Active clustering with bandit feedback

TL;DR

This paper addresses the active clustering problem using bandit feedback, deriving lower bounds on observation budget and introducing an efficient algorithm that nearly matches these bounds, outperforming uniform sampling.

Contribution

It provides the first non-asymptotic lower bound for the active clustering with bandit feedback and proposes a computationally efficient algorithm that approaches this bound.

Findings

The ACB algorithm matches the lower bound in most regimes.

Active clustering can outperform uniform sampling strategies.

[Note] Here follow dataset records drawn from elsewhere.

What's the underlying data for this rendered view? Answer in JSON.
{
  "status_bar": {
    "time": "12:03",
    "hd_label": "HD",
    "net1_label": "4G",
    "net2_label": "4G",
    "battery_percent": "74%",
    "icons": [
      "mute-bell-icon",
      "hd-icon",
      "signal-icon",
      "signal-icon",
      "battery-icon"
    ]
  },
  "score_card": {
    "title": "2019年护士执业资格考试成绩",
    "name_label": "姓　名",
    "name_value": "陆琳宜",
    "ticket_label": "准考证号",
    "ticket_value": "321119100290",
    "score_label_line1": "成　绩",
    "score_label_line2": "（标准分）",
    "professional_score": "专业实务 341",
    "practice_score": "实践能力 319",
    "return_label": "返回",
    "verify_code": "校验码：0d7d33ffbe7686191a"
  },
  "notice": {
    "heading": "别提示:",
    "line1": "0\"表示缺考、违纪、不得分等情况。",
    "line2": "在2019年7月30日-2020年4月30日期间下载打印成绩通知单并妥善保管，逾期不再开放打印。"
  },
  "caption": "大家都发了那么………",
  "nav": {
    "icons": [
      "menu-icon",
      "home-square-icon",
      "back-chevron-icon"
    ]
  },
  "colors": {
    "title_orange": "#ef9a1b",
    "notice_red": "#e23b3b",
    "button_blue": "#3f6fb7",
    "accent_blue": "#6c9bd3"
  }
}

No computation-information gap exists in the active setting.

Abstract

We investigate the Active Clustering Problem (ACP). A learner interacts with an $N$-armed stochastic bandit with $d$-dimensional subGaussian feedback. There exists a hidden partition of the arms into $K$ groups, such that arms within the same group, share the same mean vector. The learner's task is to uncover this hidden partition with the smallest budget - i.e., the least number of observation - and with a probability of error smaller than a prescribed constant $\delta$. In this paper, (i) we derive a non-asymptotic lower bound for the budget, and (ii) we introduce the computationally efficient ACB algorithm, whose budget matches the lower bound in most regimes. We improve on the performance of a uniform sampling strategy. Importantly, contrary to the batch setting, we establish that there is no computation-information gap in the active setting.